Ses éclats de rire passés, la jeune femme à la chevelure aussi noire qu’un plumage de corbeau se redressa de toute sa hauteur sur ses longues jambes cristallines, se tenant les côtes comme pour éviter de repartir dans un fou rire incontrôlable. Cette attitude, bien que déroutante, ne fit aucunement perdre son sang-froid à la meilleure amie de Yume. Pour avoir été confrontée à Iakyndy seulement quelques heures avant sa possible mère, elle savait comment la Demi-Mage pouvait se montrer fourbe. Il n’y avait aucune raison à ce que sa génitrice, ou n’importe quelle femme de son peuple, usât d’un même stratagème pour espérer tromper l’adversaire.

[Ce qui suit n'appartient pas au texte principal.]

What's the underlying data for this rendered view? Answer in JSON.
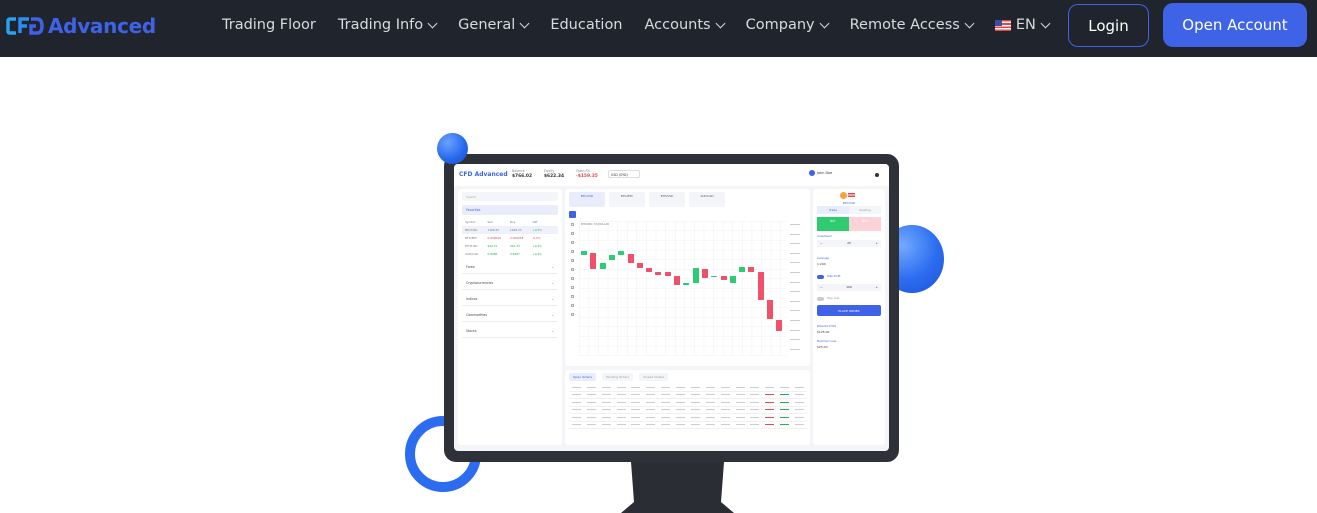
{
  "nav": {
    "brand": "Advanced",
    "brand_mark": "CFD",
    "items": [
      {
        "label": "Trading Floor",
        "dropdown": false
      },
      {
        "label": "Trading Info",
        "dropdown": true
      },
      {
        "label": "General",
        "dropdown": true
      },
      {
        "label": "Education",
        "dropdown": false
      },
      {
        "label": "Accounts",
        "dropdown": true
      },
      {
        "label": "Company",
        "dropdown": true
      },
      {
        "label": "Remote Access",
        "dropdown": true
      }
    ],
    "language": "EN",
    "login_label": "Login",
    "open_account_label": "Open Account",
    "colors": {
      "background": "#20252d",
      "accent": "#3f63e6",
      "text": "#d7dae0"
    }
  },
  "hero_app": {
    "brand": "CFD Advanced",
    "stats": [
      {
        "label": "Balance",
        "value": "$766.02"
      },
      {
        "label": "Equity",
        "value": "$622.34"
      },
      {
        "label": "Open P/L",
        "value": "-$159.35"
      }
    ],
    "account_select": "USD (SYD)",
    "user": "John Doe",
    "search_placeholder": "Search",
    "favorites_label": "Favorites",
    "watch_headers": [
      "Symbol",
      "Sell",
      "Buy",
      "Diff"
    ],
    "watch_rows": [
      {
        "symbol": "BTC/USD",
        "sell": "1166.25",
        "buy": "1166.23",
        "diff": "+0.5%"
      },
      {
        "symbol": "BTG/BTC",
        "sell": "0.000046",
        "buy": "0.000048",
        "diff": "-0.5%"
      },
      {
        "symbol": "ETH/USD",
        "sell": "944.31",
        "buy": "944.33",
        "diff": "+0.5%"
      },
      {
        "symbol": "AUD/CAD",
        "sell": "0.8986",
        "buy": "0.8987",
        "diff": "+0.5%"
      }
    ],
    "categories": [
      "Forex",
      "Cryptocurrencies",
      "Indices",
      "Commodities",
      "Stocks"
    ],
    "symbol_tabs": [
      "BTC/USD",
      "BTG/BTC",
      "ETH/USD",
      "AUD/CAD"
    ],
    "chart_title": "BITCOIN / US DOLLAR",
    "order_tabs": [
      "Open Orders",
      "Pending Orders",
      "Closed Orders"
    ],
    "trade_tabs": [
      "Trade",
      "Pending"
    ],
    "pair": "BTC/USD",
    "buy_label": "BUY",
    "sell_label": "SELL",
    "investment_label": "Investment",
    "investment_value": "25",
    "leverage_label": "Leverage",
    "leverage_value": "1:200",
    "take_profit_label": "Take Profit",
    "take_profit_value": "100",
    "stop_loss_label": "Stop Loss",
    "place_order_label": "PLACE ORDER",
    "potential_profit_label": "Potential Profit",
    "potential_profit_value": "$125.00",
    "maximum_loss_label": "Maximum Loss",
    "maximum_loss_value": "$25.00",
    "candles": [
      {
        "dir": "up",
        "o": 56,
        "c": 60
      },
      {
        "dir": "down",
        "o": 58,
        "c": 44
      },
      {
        "dir": "up",
        "o": 44,
        "c": 49
      },
      {
        "dir": "up",
        "o": 52,
        "c": 56
      },
      {
        "dir": "up",
        "o": 56,
        "c": 60
      },
      {
        "dir": "down",
        "o": 57,
        "c": 49
      },
      {
        "dir": "down",
        "o": 49,
        "c": 45
      },
      {
        "dir": "down",
        "o": 45,
        "c": 41
      },
      {
        "dir": "down",
        "o": 41,
        "c": 39
      },
      {
        "dir": "down",
        "o": 41,
        "c": 38
      },
      {
        "dir": "down",
        "o": 38,
        "c": 30
      },
      {
        "dir": "up",
        "o": 30,
        "c": 32
      },
      {
        "dir": "up",
        "o": 32,
        "c": 45
      },
      {
        "dir": "down",
        "o": 44,
        "c": 36
      },
      {
        "dir": "up",
        "o": 37,
        "c": 38
      },
      {
        "dir": "down",
        "o": 38,
        "c": 34
      },
      {
        "dir": "up",
        "o": 32,
        "c": 38
      },
      {
        "dir": "up",
        "o": 41,
        "c": 46
      },
      {
        "dir": "down",
        "o": 46,
        "c": 41
      },
      {
        "dir": "down",
        "o": 41,
        "c": 17
      },
      {
        "dir": "down",
        "o": 17,
        "c": 0
      },
      {
        "dir": "down",
        "o": 0,
        "c": -10
      }
    ]
  }
}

Fileya devait redoubler de vigilance face à cette jeune femme : Iakyndy avait été une ennemie redoutable en n’étant qu’une simple Demi-Mage. Qu’en serait-il d’une véritable Mage ? Si le but de la Déesse était de tous les endurcir, nul doute qu’elle avait dû, en plus de cela, rendre les pouvoirs de l’effroyable magicienne plus cruels encore.
― Comme je te l’ai bien fait comprendre, tu m’es complètement indifférente, expliqua Shamyso une fois de retour au calme.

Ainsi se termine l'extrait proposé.